EEKLO - Die belgische Stadt Eeklo ist im Sommer Schauplatz der 1. Trophy of the Legends mit Spielern, die älter als 65 Jahre sind. Raymond Ceulemans, Ludo Dielis und der Japaner Nobuaki Kobayashi gehören zu den acht gesetzten Spielern. Die Organisation plant eine Vorrunde mit maximal 100 Spielern. Der Hauptpreis beträgt 2.000 €, das gesamt Preisgeld liegt bei 10.300 €. An der Trophäe der Legenden wird eine ganze Reihe ehemaliger Top-Spieler teilnehmen.
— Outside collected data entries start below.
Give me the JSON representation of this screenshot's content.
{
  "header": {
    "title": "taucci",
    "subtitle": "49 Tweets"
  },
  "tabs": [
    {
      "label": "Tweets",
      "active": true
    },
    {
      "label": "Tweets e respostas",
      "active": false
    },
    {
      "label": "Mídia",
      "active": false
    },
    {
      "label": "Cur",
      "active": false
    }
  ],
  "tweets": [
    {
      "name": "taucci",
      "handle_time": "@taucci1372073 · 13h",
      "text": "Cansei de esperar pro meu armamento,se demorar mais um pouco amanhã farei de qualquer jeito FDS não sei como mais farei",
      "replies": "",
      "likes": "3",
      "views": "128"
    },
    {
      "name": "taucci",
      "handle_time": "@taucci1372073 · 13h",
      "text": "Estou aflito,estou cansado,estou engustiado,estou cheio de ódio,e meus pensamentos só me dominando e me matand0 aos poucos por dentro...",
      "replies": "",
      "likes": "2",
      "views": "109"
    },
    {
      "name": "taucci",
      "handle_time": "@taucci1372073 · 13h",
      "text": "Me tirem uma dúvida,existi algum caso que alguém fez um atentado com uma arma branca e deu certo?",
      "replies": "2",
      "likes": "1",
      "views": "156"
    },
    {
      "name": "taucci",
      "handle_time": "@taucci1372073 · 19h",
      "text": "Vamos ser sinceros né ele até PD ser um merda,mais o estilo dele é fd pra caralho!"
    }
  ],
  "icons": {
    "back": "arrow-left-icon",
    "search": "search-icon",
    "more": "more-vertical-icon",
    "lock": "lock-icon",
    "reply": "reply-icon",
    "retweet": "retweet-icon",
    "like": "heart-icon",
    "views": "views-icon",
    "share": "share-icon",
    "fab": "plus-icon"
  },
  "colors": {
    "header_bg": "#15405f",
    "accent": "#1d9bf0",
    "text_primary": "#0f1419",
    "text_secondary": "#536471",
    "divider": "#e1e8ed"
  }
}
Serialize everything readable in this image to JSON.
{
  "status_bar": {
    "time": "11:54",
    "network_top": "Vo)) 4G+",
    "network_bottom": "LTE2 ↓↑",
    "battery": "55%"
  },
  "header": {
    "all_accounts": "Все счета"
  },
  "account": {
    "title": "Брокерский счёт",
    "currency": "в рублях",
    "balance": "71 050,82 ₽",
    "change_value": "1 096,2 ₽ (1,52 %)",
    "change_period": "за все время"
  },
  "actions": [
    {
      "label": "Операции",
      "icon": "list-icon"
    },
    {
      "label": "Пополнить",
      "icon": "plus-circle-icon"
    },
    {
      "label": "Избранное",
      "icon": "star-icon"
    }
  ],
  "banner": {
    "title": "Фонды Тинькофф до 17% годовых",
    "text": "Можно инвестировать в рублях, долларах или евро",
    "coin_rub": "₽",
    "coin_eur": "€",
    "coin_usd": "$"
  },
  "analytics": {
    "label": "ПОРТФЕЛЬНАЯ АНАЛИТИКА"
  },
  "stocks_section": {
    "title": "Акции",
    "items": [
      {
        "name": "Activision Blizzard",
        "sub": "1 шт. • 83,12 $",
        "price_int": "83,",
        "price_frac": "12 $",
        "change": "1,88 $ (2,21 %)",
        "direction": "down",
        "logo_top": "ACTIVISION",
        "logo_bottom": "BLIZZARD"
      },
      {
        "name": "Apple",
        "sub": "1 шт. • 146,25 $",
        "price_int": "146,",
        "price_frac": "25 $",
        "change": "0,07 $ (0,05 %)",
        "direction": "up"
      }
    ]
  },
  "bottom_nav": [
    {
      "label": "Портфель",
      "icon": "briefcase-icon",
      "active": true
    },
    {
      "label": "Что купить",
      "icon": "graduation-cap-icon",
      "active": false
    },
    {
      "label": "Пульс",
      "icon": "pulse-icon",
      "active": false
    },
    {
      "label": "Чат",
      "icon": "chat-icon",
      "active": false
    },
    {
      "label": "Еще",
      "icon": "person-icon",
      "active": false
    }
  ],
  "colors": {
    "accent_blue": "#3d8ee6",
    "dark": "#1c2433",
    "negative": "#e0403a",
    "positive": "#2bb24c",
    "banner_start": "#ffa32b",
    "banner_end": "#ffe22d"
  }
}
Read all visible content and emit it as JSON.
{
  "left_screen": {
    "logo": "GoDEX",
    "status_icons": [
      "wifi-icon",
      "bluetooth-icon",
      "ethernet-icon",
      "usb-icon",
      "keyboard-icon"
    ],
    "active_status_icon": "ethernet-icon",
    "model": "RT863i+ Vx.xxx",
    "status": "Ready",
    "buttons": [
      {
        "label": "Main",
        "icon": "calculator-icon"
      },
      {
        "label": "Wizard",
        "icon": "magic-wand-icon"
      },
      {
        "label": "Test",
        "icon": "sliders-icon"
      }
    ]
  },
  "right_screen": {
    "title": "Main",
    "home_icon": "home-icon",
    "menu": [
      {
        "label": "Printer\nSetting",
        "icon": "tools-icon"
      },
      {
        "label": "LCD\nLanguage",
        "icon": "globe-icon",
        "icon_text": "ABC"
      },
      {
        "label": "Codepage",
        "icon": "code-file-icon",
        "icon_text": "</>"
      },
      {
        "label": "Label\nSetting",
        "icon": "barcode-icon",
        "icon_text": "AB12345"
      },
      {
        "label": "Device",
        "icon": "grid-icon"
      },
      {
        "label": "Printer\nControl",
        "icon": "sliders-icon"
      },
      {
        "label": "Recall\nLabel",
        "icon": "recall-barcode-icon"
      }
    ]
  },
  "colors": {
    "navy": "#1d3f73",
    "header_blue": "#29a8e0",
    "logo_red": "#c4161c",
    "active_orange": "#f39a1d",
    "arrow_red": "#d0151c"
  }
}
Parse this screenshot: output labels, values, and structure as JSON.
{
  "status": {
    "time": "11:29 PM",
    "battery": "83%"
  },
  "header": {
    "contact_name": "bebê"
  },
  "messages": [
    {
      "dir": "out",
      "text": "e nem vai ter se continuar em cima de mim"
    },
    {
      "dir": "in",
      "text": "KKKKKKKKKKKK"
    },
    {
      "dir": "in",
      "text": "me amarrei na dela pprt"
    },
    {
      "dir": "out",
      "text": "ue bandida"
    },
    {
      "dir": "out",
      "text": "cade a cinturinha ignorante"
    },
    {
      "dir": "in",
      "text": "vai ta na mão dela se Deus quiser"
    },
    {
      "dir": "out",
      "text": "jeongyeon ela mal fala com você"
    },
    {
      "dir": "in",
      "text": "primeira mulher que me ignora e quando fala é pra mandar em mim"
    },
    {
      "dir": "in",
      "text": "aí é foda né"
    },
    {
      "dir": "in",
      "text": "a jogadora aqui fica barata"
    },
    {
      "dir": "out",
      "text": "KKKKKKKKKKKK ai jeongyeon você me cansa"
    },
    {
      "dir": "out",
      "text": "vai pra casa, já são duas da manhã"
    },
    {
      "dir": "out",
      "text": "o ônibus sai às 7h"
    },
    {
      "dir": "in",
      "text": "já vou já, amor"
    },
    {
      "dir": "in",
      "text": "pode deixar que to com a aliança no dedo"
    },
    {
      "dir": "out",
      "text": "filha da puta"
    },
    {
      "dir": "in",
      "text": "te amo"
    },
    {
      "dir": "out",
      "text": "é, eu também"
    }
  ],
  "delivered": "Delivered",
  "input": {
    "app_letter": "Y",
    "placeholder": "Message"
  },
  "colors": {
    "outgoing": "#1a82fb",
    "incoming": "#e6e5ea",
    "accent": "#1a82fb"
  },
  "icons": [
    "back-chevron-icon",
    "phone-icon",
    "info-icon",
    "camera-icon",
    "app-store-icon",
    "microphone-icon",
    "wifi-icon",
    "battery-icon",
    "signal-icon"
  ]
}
Die Endrunde mit 16 Teilnehmern wird vom 21. bis 24. Juni ausgetragen. Die Vorrunden finden vom 16. bis 20. Juni statt. Der Turnierleiter ist Leslie Menheer. Die Vorrunden werden in Gruppen zu je 3 Spielern gespielt. Die Partiedistanz beträgt 30 Punkte. Im Hauptturnier treten dann 16 Spieler an. Acht gesetzte Spieler und acht aus der Qualifikation. Dieses Feld spielt zunächst in vier Vierergruppen, von denen sich je zwei Spieler für die KO-Runde qualifizieren.

Offiziell trägt die Trophäe der Legenden den Namen Aime Immesete Gedenkturnier zu Ehren des Präsidenten des Clubs in Eeklo, der vor wenigen Monaten verstarb.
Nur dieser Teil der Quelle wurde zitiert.